Both disrupted-in-schizophrenia 1 (DISC1) and dysbindin have been identified as schizophrenia candidate genes in independent genetic linkage studies. The proteins have been assigned distinct subcellular locations and functions. We investigated whether both proteins converge into a common pathway specific for schizophrenia or mental diseases.


DISC1 and dysbindin were expressed as recombinant proteins with or without a fluorescent protein-tag in human or mouse neuroblastoma cells and as recombinant proteins in E. coli. Postmortem brains of patients with mental diseases from the Stanley Research Medical Institute's Consortium Collection were used to demonstrate molecular interactions in biochemically purified protein fractions.

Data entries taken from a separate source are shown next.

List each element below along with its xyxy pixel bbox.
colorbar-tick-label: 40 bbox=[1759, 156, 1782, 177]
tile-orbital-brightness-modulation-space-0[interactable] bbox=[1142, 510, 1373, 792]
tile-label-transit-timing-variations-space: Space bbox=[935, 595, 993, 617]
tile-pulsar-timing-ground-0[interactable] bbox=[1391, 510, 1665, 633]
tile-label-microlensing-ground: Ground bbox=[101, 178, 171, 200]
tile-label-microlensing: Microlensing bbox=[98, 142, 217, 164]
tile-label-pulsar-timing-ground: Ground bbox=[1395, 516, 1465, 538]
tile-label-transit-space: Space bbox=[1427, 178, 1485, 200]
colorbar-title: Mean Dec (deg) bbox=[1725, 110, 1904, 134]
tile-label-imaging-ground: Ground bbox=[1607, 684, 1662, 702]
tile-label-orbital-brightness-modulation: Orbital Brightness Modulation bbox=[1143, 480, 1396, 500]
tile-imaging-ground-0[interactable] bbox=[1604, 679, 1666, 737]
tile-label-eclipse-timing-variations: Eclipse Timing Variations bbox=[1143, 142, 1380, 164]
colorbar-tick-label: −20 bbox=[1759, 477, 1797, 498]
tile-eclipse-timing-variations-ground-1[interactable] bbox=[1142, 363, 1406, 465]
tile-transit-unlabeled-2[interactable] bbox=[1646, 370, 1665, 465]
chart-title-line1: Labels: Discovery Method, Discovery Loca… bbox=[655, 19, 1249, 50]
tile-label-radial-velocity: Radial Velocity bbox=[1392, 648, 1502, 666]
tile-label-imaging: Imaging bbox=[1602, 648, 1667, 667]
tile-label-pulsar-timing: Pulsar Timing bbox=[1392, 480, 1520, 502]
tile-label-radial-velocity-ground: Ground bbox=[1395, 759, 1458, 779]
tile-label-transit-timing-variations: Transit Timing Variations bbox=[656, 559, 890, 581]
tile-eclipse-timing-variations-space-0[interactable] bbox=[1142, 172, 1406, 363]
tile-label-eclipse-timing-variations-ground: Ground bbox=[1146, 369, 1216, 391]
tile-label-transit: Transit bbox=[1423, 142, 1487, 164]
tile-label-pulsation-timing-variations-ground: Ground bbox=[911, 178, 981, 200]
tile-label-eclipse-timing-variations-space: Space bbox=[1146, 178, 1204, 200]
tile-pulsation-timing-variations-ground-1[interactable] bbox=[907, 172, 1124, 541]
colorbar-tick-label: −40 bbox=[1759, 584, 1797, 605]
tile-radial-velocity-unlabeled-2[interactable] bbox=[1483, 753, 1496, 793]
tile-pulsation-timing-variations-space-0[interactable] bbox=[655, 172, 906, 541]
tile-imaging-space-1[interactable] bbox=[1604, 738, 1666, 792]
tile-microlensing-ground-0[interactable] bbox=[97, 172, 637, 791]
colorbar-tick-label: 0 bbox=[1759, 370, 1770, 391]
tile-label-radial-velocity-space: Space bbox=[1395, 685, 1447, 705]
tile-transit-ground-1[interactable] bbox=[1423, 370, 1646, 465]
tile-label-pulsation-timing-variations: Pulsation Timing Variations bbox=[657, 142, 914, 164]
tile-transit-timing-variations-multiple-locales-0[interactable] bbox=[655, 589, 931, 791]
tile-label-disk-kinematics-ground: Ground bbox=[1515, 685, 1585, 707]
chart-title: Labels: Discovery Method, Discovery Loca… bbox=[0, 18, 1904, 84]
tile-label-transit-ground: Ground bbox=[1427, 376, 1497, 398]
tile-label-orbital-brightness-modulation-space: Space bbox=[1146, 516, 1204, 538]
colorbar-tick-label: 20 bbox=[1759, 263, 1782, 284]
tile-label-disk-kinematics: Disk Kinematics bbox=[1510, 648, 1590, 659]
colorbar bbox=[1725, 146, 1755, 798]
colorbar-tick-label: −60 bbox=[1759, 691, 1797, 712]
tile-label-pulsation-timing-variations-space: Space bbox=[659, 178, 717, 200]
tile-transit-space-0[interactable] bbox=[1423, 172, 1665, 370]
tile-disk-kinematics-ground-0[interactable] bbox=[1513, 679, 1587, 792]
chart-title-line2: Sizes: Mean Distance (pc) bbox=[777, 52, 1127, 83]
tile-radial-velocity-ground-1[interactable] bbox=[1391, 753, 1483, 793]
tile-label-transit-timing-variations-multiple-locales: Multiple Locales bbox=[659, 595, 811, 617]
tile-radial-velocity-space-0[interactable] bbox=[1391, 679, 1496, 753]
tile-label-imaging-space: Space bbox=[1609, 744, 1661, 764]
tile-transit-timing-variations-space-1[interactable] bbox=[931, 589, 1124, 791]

First, upon overexpression in neuroblastoma cells, DISC1 formed aggresomes that recruited homologous soluble C-terminal DISC1 fragment or heterologous dysbindin. Domains involved in binding could be mapped to DISC1 (316-597) and dysbindin (82-173), indicating a specific interaction. In addition, recruitment was demonstrated when externally added, purified DISC1 aggresomes penetrated recipient cells after coincubation. Second, a direct interaction between soluble DISC1 protein and dysbindin was demonstrated in a cell free system using E. coli-expressed proteins. Third, co-aggregation of DISC1 and dysbindin was demonstrated in postmortem brains for a subgroup of cases with chronic mental disease but not healthy control subjects.


A direct interaction of soluble and insoluble DISC1 protein with dysbindin protein demonstrates convergence of so far considered independent mental disease genes by direct molecular interaction. Our findings highlight protein aggregation and recruitment as a biological mechanism in mental disease.